Call it an immunization. Before Steven Soderbergh’s Contagion could hit the theaters, audiences had already been desensitized to epidemiological drama through exposure to the summer’s nimblest and cleverest crowd-pleaser, Rise of the Planet of the Apes. That film, too, had its viral infection—not to mention characters (I include the humans) more nuanced and engaging than any in Contagion and at least half a dozen more feats of cinematographic brio. Not to overdo the comparison, let’s just say that the Apes virus, under Rupert Wyatt’s direction, progressed with the propulsive globalism that sometimes marks Soderbergh’s filmmaking, and almost outperformed him at it.
But then, to Wyatt, unstoppable disease was a sardonic punch line to his movie, not the main event. Soderbergh and screenwriter Scott Burns have assigned themselves a tougher job in Contagion: not merely to chortle at biomedical disaster but to turn it this way and that, examining its many dimensions. They mean to show disaster suffered almost uncomprehendingly, for months, by lonely citizens; studied and worried over and never quite managed by networks of professionals; manipulated, sometimes with dazzling conviction, by self-promoters; amplified, on an urban scale, by mobs who no longer feel they have anything to lose, decency included.
And the filmmakers want to have fun, too—which leads to the contradiction in Contagion between purpose and style. Cautionary in tone, largely tech-procedural in plot and virtually metaphor-free in subject matter (its likening of epidemic disease to viral social media being too blatant to require explication), Contagion seems less a contemporary Panic in the Streets than an extended, high-gloss CSI: Everywhere. It skims back and forth across Hong Kong, Guangdong, Geneva, Atlanta, San Francisco, Chicago and Minneapolis to give a panoptical view of the catastrophe as seen by ordinary people—or, rather, people who are frequent guests at the Oscars.
Here’s Gwyneth Paltrow, having the top of her head sawed off so her famously pretty face can be peeled away. (I spoil nothing by revealing that she’s autopsy bait; she’s already coughing on the soundtrack before the first image appears.) Here’s Laurence Fishburne, relying on his take-charge Nemo manner to run the Centers for Disease Control and Prevention; and Kate Winslet, tamping down her fires to portray a CDC field agent exerting perfect self-control; and Marion Cotillard, smart as always in her tailored suit, dressing up beyond need the role of a World Health Organization functionary (or rather function of plot exposition). And here’s Jude Law. His dental work and wardrobe both distressed for the part of a vociferous blogger, he runs away with the movie as quickly as his fast-twitch actor’s reflexes will carry him.
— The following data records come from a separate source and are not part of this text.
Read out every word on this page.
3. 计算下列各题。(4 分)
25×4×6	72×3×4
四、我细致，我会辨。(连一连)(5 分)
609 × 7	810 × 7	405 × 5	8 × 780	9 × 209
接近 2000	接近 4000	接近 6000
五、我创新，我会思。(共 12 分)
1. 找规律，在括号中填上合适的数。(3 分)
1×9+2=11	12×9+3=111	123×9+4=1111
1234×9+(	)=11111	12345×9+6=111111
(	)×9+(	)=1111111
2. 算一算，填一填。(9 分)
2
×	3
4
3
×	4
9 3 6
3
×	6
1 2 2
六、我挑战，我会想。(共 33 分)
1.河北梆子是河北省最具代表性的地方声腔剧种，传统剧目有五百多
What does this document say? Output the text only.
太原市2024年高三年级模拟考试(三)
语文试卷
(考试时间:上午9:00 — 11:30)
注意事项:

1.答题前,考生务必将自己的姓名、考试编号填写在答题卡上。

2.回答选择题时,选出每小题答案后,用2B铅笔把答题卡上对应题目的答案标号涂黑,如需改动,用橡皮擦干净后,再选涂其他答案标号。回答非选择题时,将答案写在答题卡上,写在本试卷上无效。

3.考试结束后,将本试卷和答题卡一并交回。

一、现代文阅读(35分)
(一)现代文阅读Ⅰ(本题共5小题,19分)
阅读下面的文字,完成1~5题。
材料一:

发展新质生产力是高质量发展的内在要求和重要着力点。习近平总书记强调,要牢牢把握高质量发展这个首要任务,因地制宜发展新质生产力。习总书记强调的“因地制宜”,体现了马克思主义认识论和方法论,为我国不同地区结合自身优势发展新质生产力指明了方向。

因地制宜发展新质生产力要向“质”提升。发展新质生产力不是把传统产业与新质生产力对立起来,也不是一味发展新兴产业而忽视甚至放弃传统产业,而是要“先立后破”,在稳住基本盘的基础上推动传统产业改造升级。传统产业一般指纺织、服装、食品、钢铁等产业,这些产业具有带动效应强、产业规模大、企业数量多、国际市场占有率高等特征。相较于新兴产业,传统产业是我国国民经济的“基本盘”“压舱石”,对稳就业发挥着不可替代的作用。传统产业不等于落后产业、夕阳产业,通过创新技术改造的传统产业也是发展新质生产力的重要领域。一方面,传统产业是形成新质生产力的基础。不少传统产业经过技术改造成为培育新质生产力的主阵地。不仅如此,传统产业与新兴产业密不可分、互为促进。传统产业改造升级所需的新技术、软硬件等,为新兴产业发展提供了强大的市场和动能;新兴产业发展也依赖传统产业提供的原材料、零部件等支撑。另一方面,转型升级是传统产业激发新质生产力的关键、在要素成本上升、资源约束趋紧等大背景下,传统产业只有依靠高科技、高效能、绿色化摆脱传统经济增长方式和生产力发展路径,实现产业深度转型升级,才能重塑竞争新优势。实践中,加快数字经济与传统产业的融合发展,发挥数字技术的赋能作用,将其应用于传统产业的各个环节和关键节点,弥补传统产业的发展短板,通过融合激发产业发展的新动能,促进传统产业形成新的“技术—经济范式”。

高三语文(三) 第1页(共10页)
One of the morals Contagion imparts is that an energy level as high as Law’s (or the movie’s) can be attractive in itself to a wide public, even without substance; whereas the patient, responsible goodness of Minnesota householder Matt Damon (here presented in his chubby, unshaven mode) may possibly abide but is surely destined to be neglected. It’s a hard lesson to absorb—especially for an entertainment whose principal moral is that our planet’s web of interdependence is drawing tighter all the time. Contagion valorizes the human concern of medical workers who understand they’re only a couple of handshakes away from multitudes on the other side of the globe; it mocks and demonizes the multitudes who think of themselves singly, as if their interests were separable from those of their fellow creatures (including nonhumans). Side with the heroes—those solemn stiffs—Contagion keeps telling us; but tacitly, the movie keeps allying itself with the fleeting, the carefree, the viral, made manifest in the brilliant rush of images that Soderbergh has shot in a perpetual motion of glowing colors and ominous points of contact.